Natürlich frage ich mich, was aus mir geworden wäre, wenn ich nicht in Kutzenberg gelandet wäre. Wenn mein Leben einfach auf der Bahn weitergegangen wäre, auf der ich gestartet war. Wahrscheinlich wäre ich Lehrer geworden wie mein Bruder. Wahrscheinlich wäre ich im Mainzer Umland geblieben. Auch kein schlechtes Leben.

Die Unruhe hatte ihren Preis. Meine erste Ehe ging auch deswegen in die Brüche, weil meine Frau sich in der neuen Stadt Hamburg einsam fühlte. Ihre Kindheitsfreundin zog weg und dann war da niemand Vertrautes für sie, während ich viele Stunden arbeiten ging. Ein paar Jahre später wechselte ich nach Bonn aus beruflichen Gründen. Zu viel Veränderung für sie. Keine Kontinuität. Kaum war sie eingewöhnt, wollte ich weiterziehen. Scheidung.

Dabei bin ich eigentlich gar nicht sonderlich unruhig. Ich suche nicht nach Veränderung, ich sehne mich auch nicht danach. Aber wenn es sich anbietet, das Leben neu einzurichten, in einer anderen Stadt, in einem anderen Land, in einer anderen Wohnung, dann bin ich dabei. Eher als Unruhe ist es Neugierde, die mich antreibt. Neugierig kann man auch ohne Wohnung- oder Stadtwechsel sein. Man kann am selben Fleck bleiben und sich mit einer Philosophin beschäftigen oder mit einer Autorin. Judith Shklar lief mir über den Weg, ich hatte sie nicht gekannt. Sie ist das Äquivalent zu Hannah Arendt, ohne Ausflug in die Metaphysik. Chimamanda Ngozi Adichie wurde mir empfohlen und daraufhin las ich alles von ihr. Bob Dylan beschäftigte mich, weil ich herausfinden wollte, ob er zurecht den Literaturnobelpreis bekam (hat er).
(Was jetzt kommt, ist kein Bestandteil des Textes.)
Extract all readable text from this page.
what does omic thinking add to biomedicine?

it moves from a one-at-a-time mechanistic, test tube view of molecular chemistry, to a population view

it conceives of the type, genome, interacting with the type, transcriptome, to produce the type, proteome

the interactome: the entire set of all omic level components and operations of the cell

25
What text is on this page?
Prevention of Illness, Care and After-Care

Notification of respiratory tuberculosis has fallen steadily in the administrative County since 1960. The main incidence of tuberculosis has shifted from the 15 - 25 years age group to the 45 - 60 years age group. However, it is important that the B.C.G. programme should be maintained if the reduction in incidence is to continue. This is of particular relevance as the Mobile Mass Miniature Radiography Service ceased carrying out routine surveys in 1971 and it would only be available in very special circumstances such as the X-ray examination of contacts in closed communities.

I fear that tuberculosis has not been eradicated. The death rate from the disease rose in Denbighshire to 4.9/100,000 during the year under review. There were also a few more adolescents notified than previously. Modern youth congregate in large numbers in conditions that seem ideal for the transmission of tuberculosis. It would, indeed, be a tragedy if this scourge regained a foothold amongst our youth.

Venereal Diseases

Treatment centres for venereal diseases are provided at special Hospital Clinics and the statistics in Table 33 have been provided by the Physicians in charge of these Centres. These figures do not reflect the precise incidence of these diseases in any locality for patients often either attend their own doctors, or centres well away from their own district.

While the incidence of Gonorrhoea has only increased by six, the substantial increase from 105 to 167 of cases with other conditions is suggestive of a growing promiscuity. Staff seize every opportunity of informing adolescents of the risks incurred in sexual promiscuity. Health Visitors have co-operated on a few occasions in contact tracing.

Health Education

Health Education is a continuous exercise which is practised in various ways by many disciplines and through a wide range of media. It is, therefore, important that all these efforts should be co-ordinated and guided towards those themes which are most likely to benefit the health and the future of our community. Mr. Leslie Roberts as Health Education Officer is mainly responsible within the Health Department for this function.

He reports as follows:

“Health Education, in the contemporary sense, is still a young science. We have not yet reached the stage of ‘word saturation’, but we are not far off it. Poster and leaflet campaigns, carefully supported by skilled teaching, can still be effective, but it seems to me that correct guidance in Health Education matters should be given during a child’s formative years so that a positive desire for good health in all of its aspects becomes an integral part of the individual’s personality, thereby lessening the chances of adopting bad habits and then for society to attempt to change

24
Aber damit ist nicht verständlich gemacht, warum ich mit Städten auch Menschen verlasse Freunde, mit denen ich Zeit verbracht hatte, die mir gerade noch wichtig waren und dann plötzlich nicht mehr. Aus den Augen, aus dem Sinn. Moralisch ist dieser blinde Fleck fragwürdig. Man macht das nicht, man bleibt in Kontakt mit Menschen, die einem etwas bedeuten. Ich bringe es trotzdem fertig, als würde ich denken, alles hat seine Zeit und dann eben tschüs. Ich denke aber in dieser Phase des Übergangs gar nicht darüber nach, ob ich die Verbindung aufrechterhalten möchte oder nicht. Es passiert mir. Und diese Gedankenlosigkeit macht es noch schlimmer.

Ich würde es nicht mögen, wenn mich jemand so zurückließe, wie ich andere zurück lasse. Ich mag es auch nicht an mir. Es macht mich aber anscheinend sogar aus, dass ich zu dieser Treulosigkeit fähig bin. Mir fallen, während ich dies schreibe, etliche Namen ein, bei denen ich mich entschuldigen müsste.